Os ETFs (fundos de índice negociados em Bolsa) são uma opção mais simples e barata de diversificar. Hoje, a B3 conta com dez ETFs de renda fixa, a maioria atrelados à NTN-Bs, e 81 de renda variável. Entre estes últimos, os mais comuns são os que replicam o desempenho do Ibovespa, como o BOVA11 e o BBOV11. Eles funcionam da mesma forma que ações, e acompanham o sobe e desce do principal termômetro acionário do país.
No momento, as expectativas para o Ibovespa são positivas. Com a queda de juros, analistas esperam que o índice se valorize. O Santander projeta que ele esteja a 140 mil pontos até a metade do ano que vem. Isso equivale a um potencial ganho de 21%. Mas, como nada na renda variável é garantido, analistas recomendam exposição a Bolsa só aos investidores com mais apetite por risco e que já tenham uma boa exposição à renda fixa.
Outro ativo recomendado pelos profissionais do mercado financeiro são os Treasuries. Eles são títulos do governo dos Estados Unidos e funcionam de forma semelhante ao Tesouro Direto.

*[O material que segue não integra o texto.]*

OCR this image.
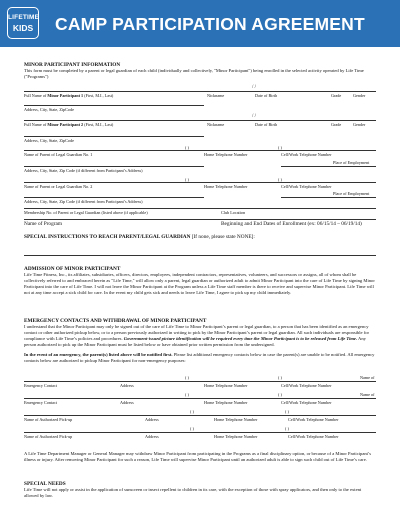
LIFETIME
KIDS CAMP PARTICIPATION AGREEMENT

MINOR PARTICIPANT INFORMATION

This form must be completed by a parent or legal guardian of each child (individually and collectively, "Minor Participant") being enrolled in the selected activity operated by Life Time ("Programs")

/ /
Full Name of Minor Participant 1 (First, M.I., Last)	Nickname	Date of Birth	Grade	Gender
Address, City, State, ZipCode
/ /
Full Name of Minor Participant 2 (First, M.I., Last)	Nickname	Date of Birth	Grade	Gender
Address, City, State, ZipCode
( )	( )
Name of Parent of Legal Guardian No. 1	Home Telephone Number	Cell/Work Telephone Number
Place of Employment
Address, City, State, Zip Code (if different from Participant’s Address)
( )	( )
Name of Parent or Legal Guardian No. 2	Home Telephone Number	Cell/Work Telephone Number
Place of Employment
Address, City, State, Zip Code (if different from Participant’s Address)
Membership No. of Parent or Legal Guardian (listed above (if applicable)	Club Location
Name of Program	Beginning and End Dates of Enrollment (ex: 06/15/14 – 06/19/14)

SPECIAL INSTRUCTIONS TO REACH PARENT/LEGAL GUARDIAN [If none, please state NONE]:

ADMISSION OF MINOR PARTICIPANT

Life Time Fitness, Inc., its affiliates, subsidiaries, officers, directors, employees, independent contractors, representatives, volunteers, and successors or assigns, all of whom shall be collectively referred to and embraced herein as "Life Time," will allow only a parent, legal guardian or authorized adult to admit Minor Participant into the care of Life Time by signing Minor Participant into the care of Life Time. I will not leave the Minor Participant at the Program unless a Life Time staff member is there to receive and supervise Minor Participant. Life Time will not at any time accept a sick child for care. In the event my child gets sick and needs to leave Life Time, I agree to pick up my child immediately.

EMERGENCY CONTACTS AND WITHDRAWAL OF MINOR PARTICIPANT

I understand that the Minor Participant may only be signed out of the care of Life Time to Minor Participant’s parent or legal guardian, to a person that has been identified as an emergency contact or other authorized pickup below, or to a person previously authorized in writing to pick by the Minor Participant’s parent or legal guardian. All such individuals are responsible for compliance with Life Time’s policies and procedures. Government-issued picture identification will be required every time the Minor Participant is to be released from Life Time. Any person authorized to pick up the Minor Participant must be listed below or have obtained prior written permission from the undersigned.

In the event of an emergency, the parent(s) listed above will be notified first. Please list additional emergency contacts below in case the parent(s) are unable to be notified. All emergency contacts below are authorized to pickup Minor Participant for non-emergency purposes:

( )	( )	Name of
Emergency Contact	Address	Home Telephone Number	Cell/Work Telephone Number
( )	( )	Name of
Emergency Contact	Address	Home Telephone Number	Cell/Work Telephone Number
( )	( )
Name of Authorized Pick-up	Address	Home Telephone Number	Cell/Work Telephone Number
( )	( )
Name of Authorized Pick-up	Address	Home Telephone Number	Cell/Work Telephone Number

A Life Time Department Manager or General Manager may withdraw Minor Participant from participating in the Programs as a final disciplinary option, or because of a Minor Participant’s illness or injury. After removing Minor Participant for such a reason, Life Time will supervise Minor Participant until an authorized adult is able to sign such child out of Life Time’s care.

SPECIAL NEEDS

Life Time will not apply or assist in the application of sunscreen or insect repellent to children in its care, with the exception of those with spray applicators, and then only to the extent allowed by law.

Como o país está em um ciclo de política monetária inverso ao do Brasil, com altas de juros, a renda fixa por lá está atrativa. Os Fed Funds, que equivale a nossa Selic, estão na faixa de 5,25% e 5,5%, patamar mais alto desde 2001. De acordo com o mercado financeiro e os sinais do BC americano, essa deve se estender pelo próximo ano.
Atualmente, é possível investir na renda fixa americana a carteira via fundos de investimento ou BDRs (recibos de valores mobiliários estrangeiros) de ETFs americanos, como o BGOV39. Mas é importante se atentar ao fator câmbio, que torna esse investimento mais volátil. "Se o BC cortar a Selic mais rápido e o diferencial de juros entre Brasil e EUA diminuir, o dólar tende a se fortalecer", diz Andrade, da SulAmerica.

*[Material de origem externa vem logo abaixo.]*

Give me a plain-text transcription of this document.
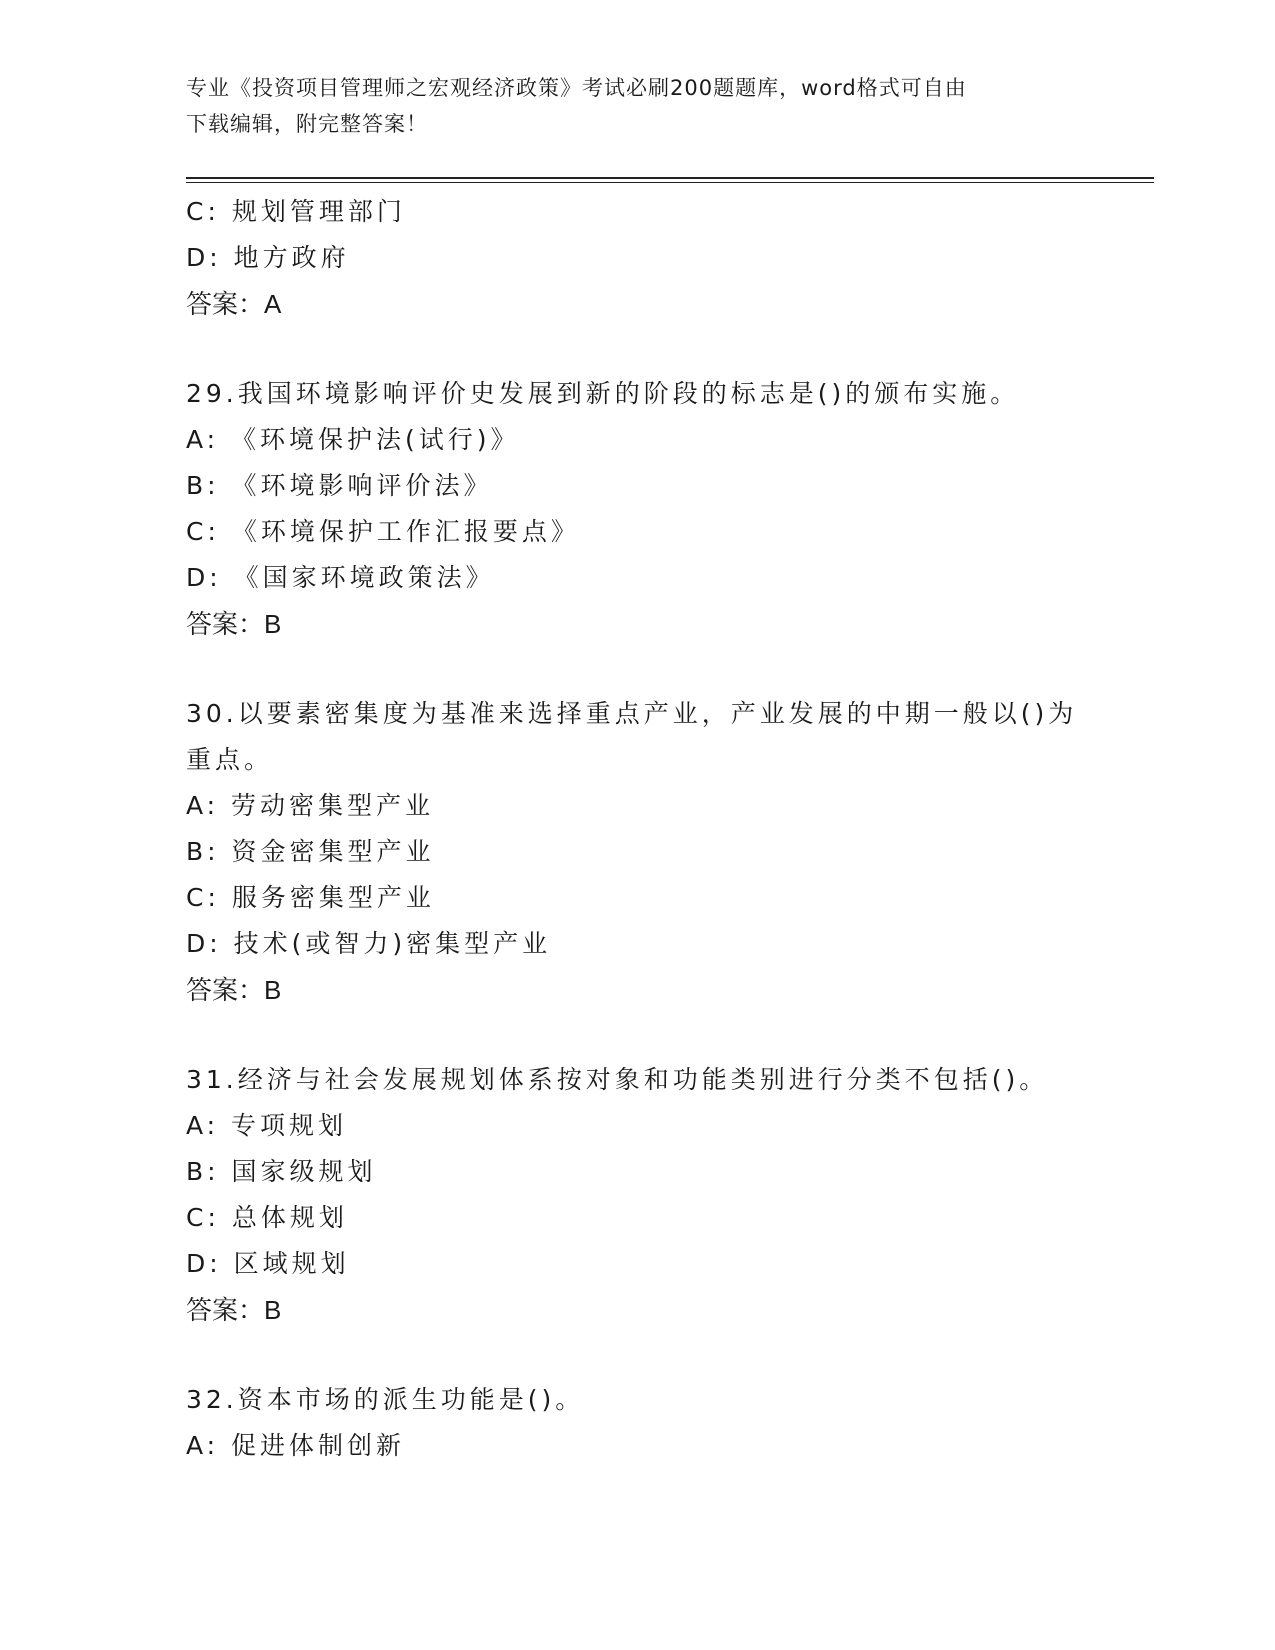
专业《投资项目管理师之宏观经济政策》考试必刷200题题库，word格式可自由
下载编辑，附完整答案！
C: 规划管理部门
D: 地方政府
答案：A
29.我国环境影响评价史发展到新的阶段的标志是()的颁布实施。
A: 《环境保护法(试行)》
B: 《环境影响评价法》
C: 《环境保护工作汇报要点》
D: 《国家环境政策法》
答案：B
30.以要素密集度为基准来选择重点产业，产业发展的中期一般以()为
重点。
A: 劳动密集型产业
B: 资金密集型产业
C: 服务密集型产业
D: 技术(或智力)密集型产业
答案：B
31.经济与社会发展规划体系按对象和功能类别进行分类不包括()。
A: 专项规划
B: 国家级规划
C: 总体规划
D: 区域规划
答案：B
32.资本市场的派生功能是()。
A: 促进体制创新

Falando em volatilidade, uma classe de renda variável que oferece boas oportunidades, segundo especialistas, é a de small caps. Elas são ações de empresas que não estão listadas no Ibovespa por serem bem menores e menos negociadas que as gigantes do índice, como Petrobras e Vale. Ou seja, são ações ainda mais arriscadas e, quanto maior o risco, maior o retorno em potencial.

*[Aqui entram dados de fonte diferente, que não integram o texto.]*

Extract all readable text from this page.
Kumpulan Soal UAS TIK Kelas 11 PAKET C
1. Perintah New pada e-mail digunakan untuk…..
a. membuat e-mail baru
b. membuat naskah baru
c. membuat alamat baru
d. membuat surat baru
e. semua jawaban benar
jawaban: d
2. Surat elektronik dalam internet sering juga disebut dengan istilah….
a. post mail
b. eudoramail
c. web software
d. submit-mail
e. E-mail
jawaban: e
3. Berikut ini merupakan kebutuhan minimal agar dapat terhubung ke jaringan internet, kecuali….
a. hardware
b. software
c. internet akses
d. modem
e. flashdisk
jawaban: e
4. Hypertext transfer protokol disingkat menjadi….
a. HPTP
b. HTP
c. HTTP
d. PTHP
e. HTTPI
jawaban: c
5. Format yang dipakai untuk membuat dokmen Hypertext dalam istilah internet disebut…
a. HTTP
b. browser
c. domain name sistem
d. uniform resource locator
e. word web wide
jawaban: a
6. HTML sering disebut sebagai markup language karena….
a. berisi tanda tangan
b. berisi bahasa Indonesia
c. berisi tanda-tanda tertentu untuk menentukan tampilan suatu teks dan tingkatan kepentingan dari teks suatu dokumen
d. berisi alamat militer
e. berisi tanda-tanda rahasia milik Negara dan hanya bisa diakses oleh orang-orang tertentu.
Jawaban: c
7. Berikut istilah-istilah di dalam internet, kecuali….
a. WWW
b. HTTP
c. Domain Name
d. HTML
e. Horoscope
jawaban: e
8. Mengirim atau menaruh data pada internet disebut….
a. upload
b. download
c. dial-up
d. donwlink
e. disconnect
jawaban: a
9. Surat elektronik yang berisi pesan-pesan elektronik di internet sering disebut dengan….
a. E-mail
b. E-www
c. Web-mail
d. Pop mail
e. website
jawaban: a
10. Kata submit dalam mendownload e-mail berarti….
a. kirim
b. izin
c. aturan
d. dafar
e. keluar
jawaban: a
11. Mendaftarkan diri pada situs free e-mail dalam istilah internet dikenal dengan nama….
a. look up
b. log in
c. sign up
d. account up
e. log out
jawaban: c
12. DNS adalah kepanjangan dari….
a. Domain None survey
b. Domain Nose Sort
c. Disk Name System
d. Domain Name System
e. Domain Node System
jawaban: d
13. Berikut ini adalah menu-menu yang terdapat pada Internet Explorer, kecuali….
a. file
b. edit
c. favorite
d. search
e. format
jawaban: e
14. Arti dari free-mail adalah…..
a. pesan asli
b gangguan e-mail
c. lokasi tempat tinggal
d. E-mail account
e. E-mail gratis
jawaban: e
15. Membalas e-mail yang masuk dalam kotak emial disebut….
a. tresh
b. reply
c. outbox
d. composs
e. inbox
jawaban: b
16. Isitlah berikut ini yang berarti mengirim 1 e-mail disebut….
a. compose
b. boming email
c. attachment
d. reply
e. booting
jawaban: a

Um estudo do Santander mostrou que, historicamente, as small caps rendem mais que o Ibovespa em momentos de sucessivos cortes de juros. Analisando nove ciclos de flexibilização monetária a partir de março de 1999, o banco constatou que a valorização média do Índice Small Caps foi de 49,5% em 12 meses e de 66,5% em 24 meses. Na mesma base de comparação, o Ibovespa avançou 26% e 33%, respectivamente.
Dentre as ações pequenas, Arley Junior, estrategista de investimentos do Santander, chama a atenção para aquelas que podem se beneficiar com um possível aumento de gastos do consumidor. Isso porque a queda de juros e o Desenrola, que tende a reduzir o índice de endividamento no país, podem alavancar o consumo e beneficiar empresas de varejo e construção civil. Mas ele alerta: "estamos falando de um investimento de meio a longo prazo e não de meses.